Most writeups make a bug look inevitable: run the right tool, notice the perfect parameter, find the vulnerability. That is not how this test felt.
I had no secret trick. I followed the application, made a few weak assumptions, went down paths that returned nothing, and kept comparing what the server accepted with what it should have accepted.
Before touching the target
This was a normal, authorized pentest. The host redacted.in was inside the agreed scope and the rules allowed non-destructive web testing.
I wrote down three limits before I started:
- Stay inside the listed host and testing window.
- Use only accounts and data created for the test.
- Stop as soon as there is enough evidence to prove a security issue.
An open port is not permission. Scope is the first technical control in a legal pentest.
I started quietly—and found almost nothing.
I checked Shodan for old services and exposed hosts. I also used simple Google searches such as site:redacted.in and looked for public documentation, login pages, and forgotten files.
The result was underwhelming: no useful subdomains, no leaked documents, and no interesting cached pages. That was still a result. It told me to stop forcing passive recon and move to the active checks allowed by the engagement.

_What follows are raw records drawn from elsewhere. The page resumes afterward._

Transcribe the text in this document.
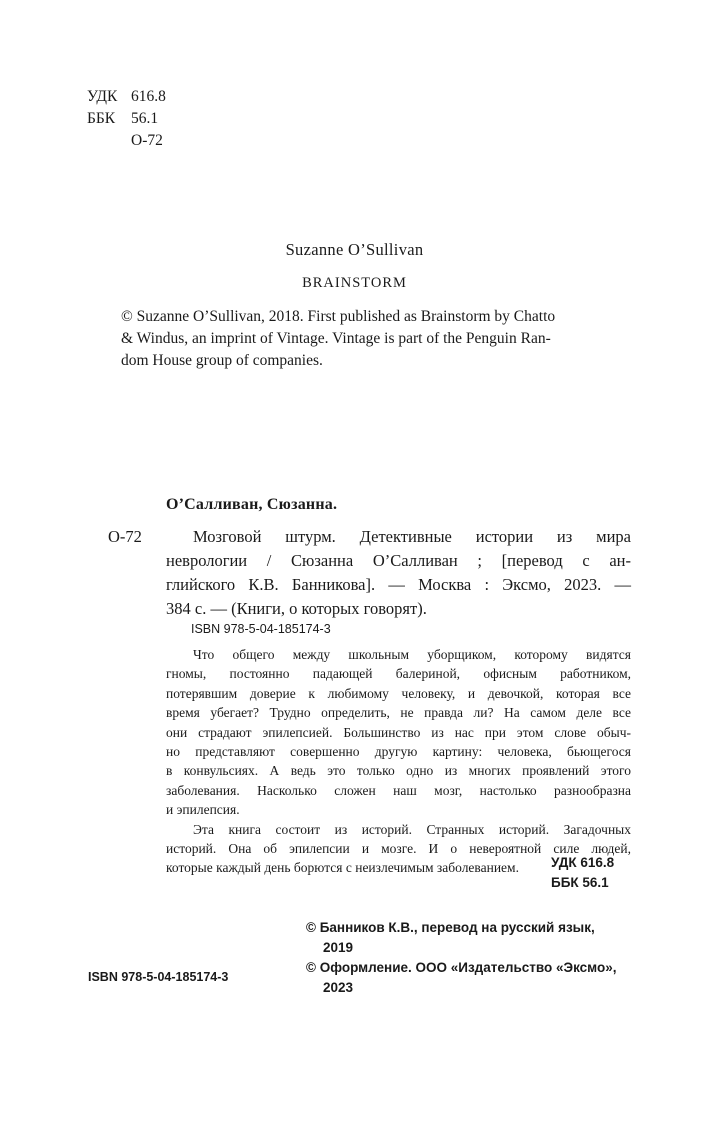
УДК 616.8
ББК 56.1
О-72

Suzanne O’Sullivan

BRAINSTORM

© Suzanne O’Sullivan, 2018. First published as Brainstorm by Chatto

& Windus, an imprint of Vintage. Vintage is part of the Penguin Ran-

dom House group of companies.

О’Салливан, Сюзанна.

О-72	Мозговой штурм. Детективные истории из мира
неврологии / Сюзанна О’Салливан ; [перевод с ан-
глийского К.В. Банникова]. — Москва : Эксмо, 2023. —
384 с. — (Книги, о которых говорят).

ISBN 978-5-04-185174-3

Что общего между школьным уборщиком, которому видятся
гномы, постоянно падающей балериной, офисным работником,
потерявшим доверие к любимому человеку, и девочкой, которая все
время убегает? Трудно определить, не правда ли? На самом деле все
они страдают эпилепсией. Большинство из нас при этом слове обыч-
но представляют совершенно другую картину: человека, бьющегося
в конвульсиях. А ведь это только одно из многих проявлений этого
заболевания. Насколько сложен наш мозг, настолько разнообразна
и эпилепсия.
Эта книга состоит из историй. Странных историй. Загадочных
историй. Она об эпилепсии и мозге. И о невероятной силе людей,
которые каждый день борются с неизлечимым заболеванием.	УДК 616.8
ББК 56.1
© Банников К.В., перевод на русский язык,
2019
© Оформление. ООО «Издательство «Эксмо»,
2023

ISBN 978-5-04-185174-3
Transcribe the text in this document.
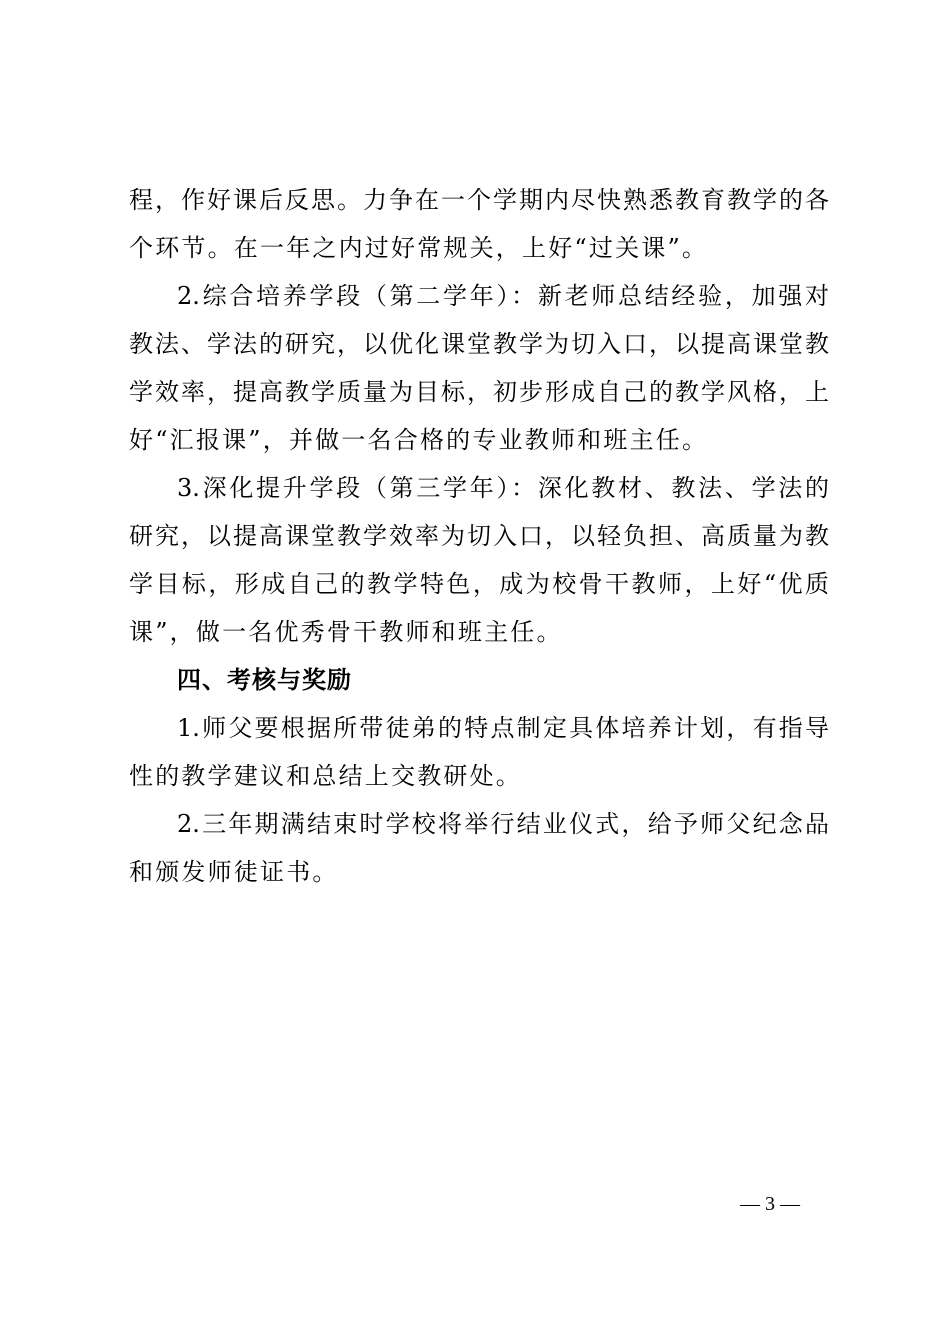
程，作好课后反思。力争在一个学期内尽快熟悉教育教学的各
个环节。在一年之内过好常规关，上好“过关课”。
2.综合培养学段（第二学年）：新老师总结经验，加强对
教法、学法的研究，以优化课堂教学为切入口，以提高课堂教
学效率，提高教学质量为目标，初步形成自己的教学风格，上
好“汇报课”，并做一名合格的专业教师和班主任。
3.深化提升学段（第三学年）：深化教材、教法、学法的
研究，以提高课堂教学效率为切入口，以轻负担、高质量为教
学目标，形成自己的教学特色，成为校骨干教师，上好“优质
课”，做一名优秀骨干教师和班主任。
四、考核与奖励
1.师父要根据所带徒弟的特点制定具体培养计划，有指导
性的教学建议和总结上交教研处。
2.三年期满结束时学校将举行结业仪式，给予师父纪念品
和颁发师徒证书。
— 3 —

Then Nmap gave me one clue: HTTP.
I ran a small, scope-limited service scan. Port 80 was open and serving HTTP. That sounds ordinary—and it is—but it changed the next question from “what is exposed?” to “what does this web application trust?”
$ nmap -sV -p 80 redacted.in
80/tcp open httpI opened the site in a browser before doing anything aggressive. It redirected into a working application with login and registration flows. The response headers did not reveal an obvious vulnerable version, so version hunting was not going to carry this test.

The obvious checks went nowhere.
I checked robots.txt, common public files, page source, JavaScript filenames, and a short list of likely paths. I found a few normal application routes but nothing sensitive.
I also spent time looking for a hidden admin panel. That assumption came from the site’s structure, not from evidence. It was a dead end. I stopped expanding the path list when the responses became repetitive and returned to the application itself.
Normal responses. No secrets or useful comments.
Mostly the same not-found page. No lead.
No reliable vulnerable component to validate.
I was searching for a dramatic entry point. The useful clue was inside a normal authenticated feature.
I stopped guessing and used the site normally.
I created two test accounts—Account A and Account B—because the rules allowed it. Then I clicked through each feature while Burp Suite recorded the traffic.
For every request, I noted four things: the action, the endpoint, the identifier being sent, and the response. A normal “view order” action stood out because the request included a predictable numeric object ID.
GET /api/orders/1042→200 OKACCOUNT B→GET /api/orders/1088→200 OKA numeric ID is not automatically a bug. The important question was whether the server checked that the signed-in user owned the requested object.
One changed number changed the result.
I sent Account A’s order request to Burp Repeater. First, I replayed it unchanged to confirm the response was stable. Then I changed only the order ID to the ID created by Account B.
The session cookie still belonged to Account A. The server returned 200 OK and included Account B’s sanitized order data. The application had authenticated the user, but it had not authorized access to that specific object.

What is IDOR?
Insecure Direct Object Reference happens when an application accepts an object identifier—such as an order ID—but fails to verify that the current user is allowed to access that object.
I proved the minimum and stopped.
I repeated the comparison once in the opposite direction using only my two controlled accounts. That confirmed the behavior was consistent. I did not enumerate other IDs, download real user data, or automate the request.
A requests A’s object
200 OKA requests B’s object
200 OK — FAILA requests B’s object
403 OR 404I saved the original request, the single changed value, both sanitized responses, timestamps, and the two test account IDs. That was enough evidence for a reproducible report.
Why this mattered
An authenticated user could access an object owned by another user. Depending on the real fields behind that endpoint, this could expose personal or transaction data. I reported only the impact I had actually demonstrated.
What the application should do
- Check object ownership or permission on every server-side request.
- Deny access by default when the user-object relationship is missing.
- Add authorization tests for cross-account access.
- Use unpredictable identifiers as defense in depth—not as a replacement for authorization.
- Review nearby endpoints that use the same object-access pattern.
What I took away from it
- Nothing found is still information.
Passive recon did not fail. It helped me choose a better next step.
- An open port is context, not a finding.
Port 80 only pointed me toward the application and its trust boundaries.
- Normal features deserve attention.
The bug was not hidden in an exotic endpoint. It lived inside an everyday action.
- Change one thing at a time.
Burp Repeater made the authorization failure easy to explain because only the object ID changed.
- Prove less, document more.
Two controlled accounts and one manual comparison were enough. More access would only create more risk.
Port 80 did not reveal the bug. It gave me a door. The finding came from slowing down and asking what every ordinary request was allowed to see.